/db2whrest/v1/report: POST

Creates a curation report definition and runs it immediately.

The following table shows which roles can access this REST API endpoint:
Table 1. Access by role
Data admin Data user Collection Admin Admin Service user
Χ Χ Χ Χ

Synopsis of the request URL

curl -k -H 'Authorization: Bearer <token>' https://<spectrum_discover_host>/db2whrest/v1/report -X POST -d@report.json -H "Content-Type: application/json"
This endpoint has the same parameters as the /db2whrest/v1/search endpoint and also has a name parameter:
query
Specifies a search query string.
filters
Specifies an array of dictionaries that filter the results of the query. Each dictionary must contain the following three fields:
key
The name of the field or column to be returned.
operator
One of the following operators: =, >, <, <>, <=, >=, is, like.
value
The value of the field or column to filter on.
group_by
Specifies a list of fields to be used to summarize search results. Grouped queries return output columns for count and sum, whereas nongrouped queries return all columns for each row. If the group_by field is not specified, the search returns record-level information.
sort_by
Specifies an array of dictionary objects. Each dictionary object must specify a field or column name to be sorted on and a sort direction. Valid sort directions are asc and desc.
limit
Specifies the maximum number of rows that can be returned by the response.
name
Specifies a name for the report output file. If this parameter is not specified, the endpoint uses the randomly generated UUID as the file name base.
The following example illustrates how to specify these fields:
{
    "name": "Unassigned Project Report",
    "query": "platform='Spectrum Scale'",
    "filters": [
      {
        "key": "project",
        "operator": "is",
        "value": "null"
      }
    ],
    "group_by": ["Filesystem","Owner","Site"],
    "sort_by": [{"Filesystem": "asc"},{"Owner": "asc"}],
    "limit": 100000
}

Supported request types and response formats

Supported request types:
  • POST
Supported response formats:
  • JSON

Status codes

201
The operation is successful.
All other status code values
The operation failed.
  • 201: The operation is successful.
  • All other status code values: The operation failed.

Examples

  1. The following example shows how to create a report:
    1. Step 1: Define the search parameters in a file named report.json:
      {
          "name": "Unassigned Project Report",
          "query": "platform='Spectrum Scale'",
          "filters": [
            {
              "key": "project",
              "operator": "is",
              "value": "null"
            }
          ],
          "group_by": ["Filesystem","Owner","Site"],
          "sort_by": [{"Filesystem": "asc"},{"Owner": "asc"}],
          "limit": 100000
      }
      
    2. Step 2: Submit the following request:
      curl -k -H 'Authorization: Bearer <token>' https://<spectrum_discover_host>/db2whrest/v1/report -X POST -d@report.json -H "Content-Type: application/json"
  2. The response includes the ID of the new report and the status of the operation ("report created"):
    {"report": "b5ff3126-353d-4d7d-857a-750cc20b8bab", "status": "report created"}

Report scripts

IBM Spectrum® Discover contains a set of predefined JSON and scripts to generate specific reports.
  1. JSON Examples
    • The following example lists the files or objects that are accessed in last 0 - 30 days. This report is created in the UI.
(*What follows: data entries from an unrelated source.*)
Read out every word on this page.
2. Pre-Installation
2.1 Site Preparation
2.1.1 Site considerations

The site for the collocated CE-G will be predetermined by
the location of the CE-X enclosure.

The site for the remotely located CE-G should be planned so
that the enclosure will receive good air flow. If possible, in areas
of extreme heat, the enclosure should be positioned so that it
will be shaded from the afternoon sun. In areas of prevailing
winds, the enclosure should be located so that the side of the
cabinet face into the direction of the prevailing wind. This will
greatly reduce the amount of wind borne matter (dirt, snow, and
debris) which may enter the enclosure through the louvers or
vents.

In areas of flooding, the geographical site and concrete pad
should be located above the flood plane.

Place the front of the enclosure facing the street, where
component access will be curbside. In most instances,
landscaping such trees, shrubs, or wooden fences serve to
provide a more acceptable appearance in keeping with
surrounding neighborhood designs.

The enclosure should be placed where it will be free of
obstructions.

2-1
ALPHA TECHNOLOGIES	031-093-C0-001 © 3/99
      age_report_0-30_days_since_access_detail.json
      {
          "name": "Age Report Detail. 0-30 Days",
          "query": "",
          "filters": [
            {
              "key": "atime",
              "operator": ">",
              "value": "NOW() - 30 DAYS"
            }
          ],
          "group_by": [],
          "sort_by": []
      }
    • This example summarizes the files or objects that are accessed in last 0 - 30 days and are grouped by data source. This report is created in the UI.

      age_report_0-30_days_since_access_summary.json
      {
          "name": "Age Report Summary. 0-30 Days",
          "query": "",
          "filters": [
            {
              "key": "atime",
              "operator": ">",
              "value": "NOW() - 30 DAYS"
            }
          ],
          "group_by": ["datasource"],
          "sort_by": [{"datasource": "asc"}]
      }
    • This example lists the files or objects that are accessed in last 30 - 60 days. This report is created in the UI.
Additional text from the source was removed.